To quantify the information that the guru provides, we need to look closely at exactly what the islanders know before the guru speaks. Let’s think about the case where there are 2 blue eyed islanders. Both islanders already know that there is at least one blue eyed islander. But until the guru speaks, each of the blue eyed islanders may think that the other was not aware of the presence of a blue eyed islander.

When there are 3 blue eyed islanders, we get even more meta. Each of the blue eyed islanders knows that there is at least one blue eyed islander. And each of the blue eyed islanders knows that each of the other blue eyed islanders knows that there is at least one blue eyed islander. However, no blue eyed islander knows that each of the other blue eyed islanders know that each of the other blue eyed islanders know that there is at least one blue eyed islander. For example, blue eyed islander #1 does not know that #2 knows that #3 knows that there is at least one blue eyed islander.

At each recursive step where blue eyed islander n is reasoning about blue eyed islander n-1’s knowledge, islander n reasons that islander n-1 is not aware of his own blue eyes. Therefore, the number of blue eyed islanders effectively decreases at each level of meta-knowledge. When the guru speaks, each islander learns that each other islander knows that each other islander knows that each other islander knows that…(repeated n times)…there is at least one blue eyed islander.

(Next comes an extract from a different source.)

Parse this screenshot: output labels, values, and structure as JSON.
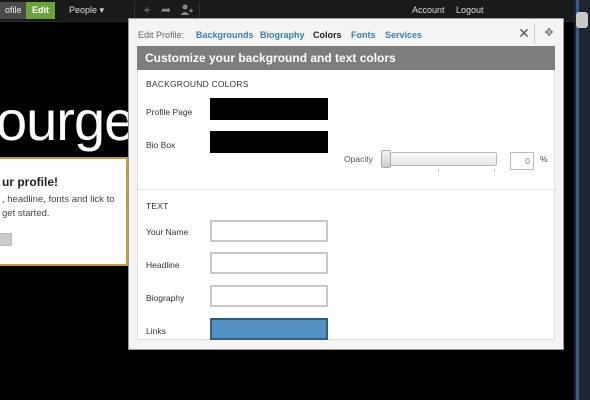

So why don’t the blue eyed islanders leave immediately? Why wait for 100 days to pass? The answer is that no blue eyed islander has learned enough to infer his/her own eye color. All he/she’s learned about is the other blue eyed islanders’ knowledge. On each of the next 98 nights, each blue eyed islander will learn a little bit more about every other blue eyed islander’s knowledge, and on the 99th night the blue eyed islanders will be able to deduce their own eye colors.

To illustrate this, lets consider the case with 4 blue-eyed islanders. After the announcement, #1 learns that #2 knows that #3 knows that #4 knows that there is at least one blue eyed islander.

After the first night, when nobody leaves, #1 learns that #2 knows that #3 knows that there are at least 2 blue eyed islanders.

After the second night, when nobody leaves, #1 learns that #2 knows that there are at least 3 blue eyed islanders.

After the third night, when nobody leaves, #1 learns that there are at least 4 blue eyed islanders.

Therefore on day 4 every blue eyed islander leaves.

In the 100 person case, we can say that after seeing nobody leave the island on day n, #1 knows that #2 knows that…(repeated 100-n times)…#(100-n) knows that there are at least n+1 blue eyed islanders.